На третьей истории, что над первой, изображено Рождество Св. Иоанна, где подмечена следующая прекраснейшая подробность – в то время как Св. Елизавета возлежит на своем ложе и в то время как несколько соседок пришли навестить ее, а кормилица сидит возле ребенка, одна женщина с радостью приглашает этих женщин взглянуть на новость, совершившуюся с хозяйкой дома, несмотря на ее старость, и, наконец, еще одна очень красивая женщина по флорентинскому обычаю несет на голове сельские плоды и сосуды с вином.
Рядом, на четвертой истории, Захария, еще немой, поражен, но не смущен тем, что от него родился этот мальчик, и, в то время как его спрашивают об имени, пишет у себя на коленях, устремив взор на сына, которого держит на руках женщина, почтительно стоящая перед ним на коленях, и выводит пером на листе: «Нарекут его Иоанном», – к немалому удивлению многочисленных других фигур, которые словно сомневаются, правда это или нет.
Далее следует пятая, где Иоанн проповедует толпе, и в этой истории выражено внимание народа, слышащего нечто новое, и главным образом в лицах книжников, слушающих Иоанна, по определенным выражениям лиц которых видно, что они насмехаются над новым законом и, более того, ненавидят его; и тут же стоят и сидят мужчины и женщины разнообразной наружности.
На шестой мы видим крещение Св. Иоанном Христа, в благоговении которого художник выразил всю полноту веры, требуемую этим таинством; а чтобы показать всю силу его воздействия, он изобразил тут же многих, уже совсем раздетых и разутых в ожидании крещения, на чьих лицах запечатлелись и вера и желание, и среди них – одного, который снимает башмак и который – сама готовность.
На последней, то есть в арке около свода, – роскошный пир Ирода и танец Иродиады, с бесчисленными слугами, выполняющими в этой истории разнообразные обязанности, не говоря о величественности построенного в перспективе помещения, обнаруживающего доблесть Доменико, так же как и все вышеописанные его фрески.
Темперой он выполнил отдельно стоящий алтарный образ и другие фигуры в шести рамках, которые помимо Богоматери, восседающей в воздухе с сыном на руках и других, окружающих ее святых, помимо Св.
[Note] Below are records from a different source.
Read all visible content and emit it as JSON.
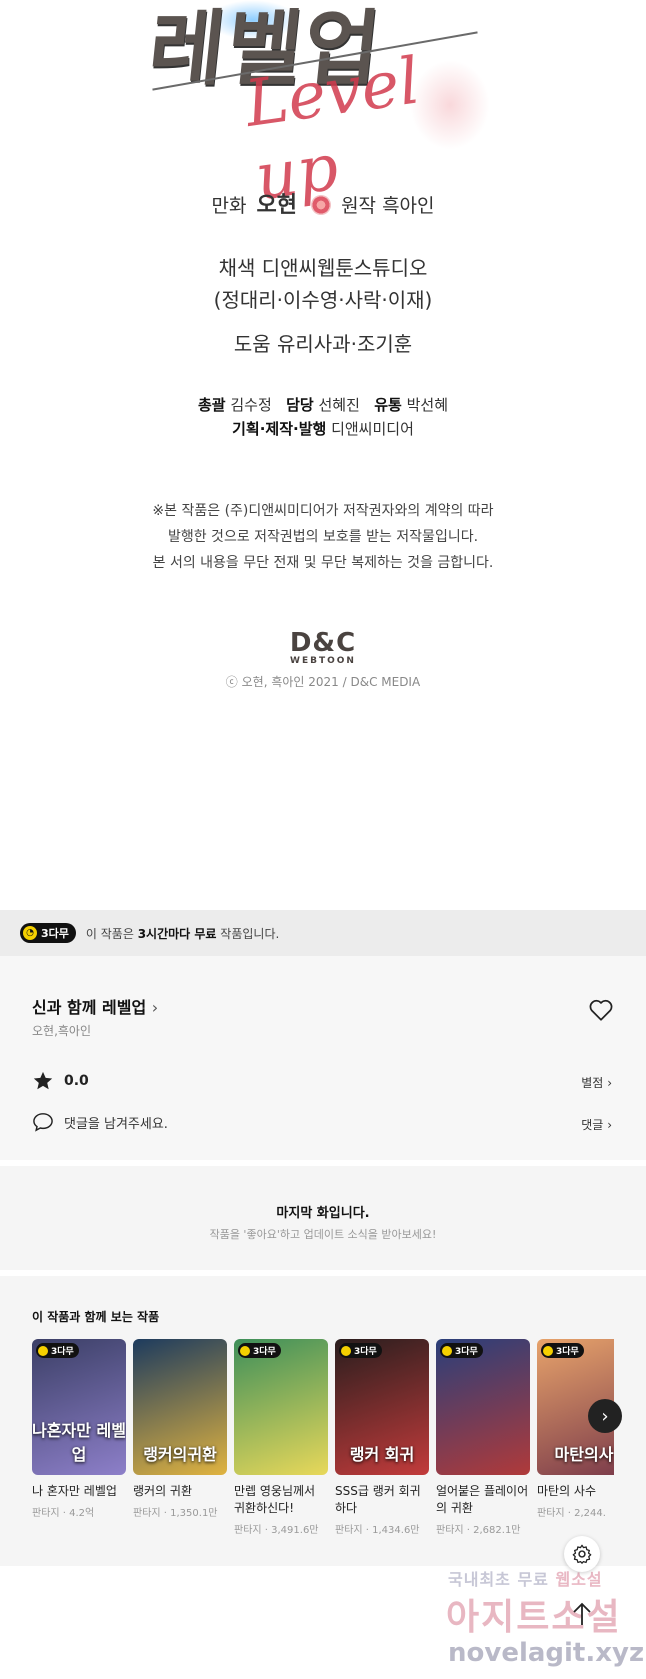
{
  "credits": {
    "logo_kr": "레벨업",
    "logo_en": "Level up",
    "line1_role1": "만화",
    "line1_name1": "오현",
    "line1_role2": "원작",
    "line1_name2": "흑아인",
    "color_line": "채색 디앤씨웹툰스튜디오",
    "color_members": "(정대리·이수영·사락·이재)",
    "help_line": "도움 유리사과·조기훈",
    "staff": {
      "director_label": "총괄",
      "director": "김수정",
      "manager_label": "담당",
      "manager": "선혜진",
      "dist_label": "유통",
      "dist": "박선혜",
      "publish_label": "기획·제작·발행",
      "publisher": "디앤씨미디어"
    },
    "notice1": "※본 작품은 (주)디앤씨미디어가 저작권자와의 계약의 따라",
    "notice2": "발행한 것으로 저작권법의 보호를 받는 저작물입니다.",
    "notice3": "본 서의 내용을 무단 전재 및 무단 복제하는 것을 금합니다.",
    "dc_logo": "D&C",
    "dc_sub": "WEBTOON",
    "copyright": "ⓒ 오현, 흑아인 2021 / D&C MEDIA"
  },
  "free_bar": {
    "badge": "3다무",
    "text_pre": "이 작품은 ",
    "text_bold": "3시간마다 무료",
    "text_post": " 작품입니다."
  },
  "work": {
    "title": "신과 함께 레벨업",
    "authors": "오현,흑아인",
    "rating": "0.0",
    "rating_link": "별점",
    "comment_prompt": "댓글을 남겨주세요.",
    "comment_link": "댓글"
  },
  "last": {
    "title": "마지막 화입니다.",
    "subtitle": "작품을 '좋아요'하고 업데이트 소식을 받아보세요!"
  },
  "recommendations": {
    "title": "이 작품과 함께 보는 작품",
    "items": [
      {
        "name": "나 혼자만 레벨업",
        "meta": "판타지 · 4.2억",
        "badge": "3다무",
        "art": "나혼자만 레벨업",
        "color1": "#3b3f66",
        "color2": "#8d7fc9"
      },
      {
        "name": "랭커의 귀환",
        "meta": "판타지 · 1,350.1만",
        "badge": "",
        "art": "랭커의귀환",
        "color1": "#1d3b5e",
        "color2": "#e0b340"
      },
      {
        "name": "만렙 영웅님께서 귀환하신다!",
        "meta": "판타지 · 3,491.6만",
        "badge": "3다무",
        "art": "",
        "color1": "#3e8f5a",
        "color2": "#e8d85a"
      },
      {
        "name": "SSS급 랭커 회귀하다",
        "meta": "판타지 · 1,434.6만",
        "badge": "3다무",
        "art": "랭커 회귀",
        "color1": "#2a1e1e",
        "color2": "#c23b3b"
      },
      {
        "name": "얼어붙은 플레이어의 귀환",
        "meta": "판타지 · 2,682.1만",
        "badge": "3다무",
        "art": "",
        "color1": "#2a3f7a",
        "color2": "#b03a3a"
      },
      {
        "name": "마탄의 사수",
        "meta": "판타지 · 2,244.",
        "badge": "3다무",
        "art": "마탄의사",
        "color1": "#e7a36b",
        "color2": "#7a3a4a"
      }
    ]
  },
  "watermark": {
    "line1a": "국내최초 무료",
    "line1b": "웹소설",
    "line2": "아지트소설",
    "line3": "novelagit.xyz"
  },
  "icons": {
    "heart": "heart-icon",
    "star": "star-icon",
    "comment": "comment-icon",
    "chevron": "chevron-right-icon",
    "gear": "gear-icon",
    "up": "arrow-up-icon"
  }
}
Лаврентия и Св. Стефана, совсем живых, Св. Викентия и Св. Петра-мученика, только что не говорят. Образ этот из-за смерти Доменико частично оставался незавершенным; правда, многое он уже успел сделать, но не хватало только некоторых фигур с обратной стороны, где Воскресение Христово, и трех фигур в упомянутых рамках, и все это и закончили после него Бенедетто и Давид, его братья. Капелла эта почиталась произведением прекраснейшим, величественным, стройным и нарядным за живость красок, за мастерство и чистоту их наложения на стену и за то, что почти ничего не переписывалось посуху, не говоря уже о выдумке и композиции. И действительно, Доменико заслуживает величайшей похвалы в любом отношении, и главным образом за живость лиц, которые, будучи написаны с натуры, представляют для потомков живейшие образы многих знаменитых лиц13
.И для того же Джованни Торнабуони он расписал в Кассо Макерелли, его вилле, недалеко от города, капеллу на реке Терцолле, полуразрушенную ныне из-за близости реки; хотя много лет и простояла она без крыши, омываемая дождями и палимая солнцем, все же сохранилась так, будто была под крышей; вот чего стоит работа фреской, если работать хорошо и с толком и не переписывать посуху. Он написал также во дворце Синьории, в той зале, где находятся чудесные часы Лоренцо делла Вольпайя, много фигур флорентинских святых с великолепнейшими архитектурными украшениями14
.И такова была его любовь к работе и к тому, чтобы угодить каждому, что он велел своим подмастерьям принимать любой заказ, с которым приходили в мастерскую, говоря, что пускай это даже будут гирлянды для женских корзинок и что, если они не захотят их делать, он будет расписывать их сам, так, чтобы никто не уходил из его мастерской недовольным. Очень ему докучали домашние заботы, и потому он возложил все художественные обязательства на своего брата Давида, говоря ему: «Предоставь работу мне, а ты хлопочи, ибо теперь, когда я начал понимать толк в этом искусстве, мне жалко, что я не получал заказа расписать историями сплошь все стены, опоясывающие город Флоренцию», – обнаруживая этим непреклоннейшую волю и решительность в каждом своем действии.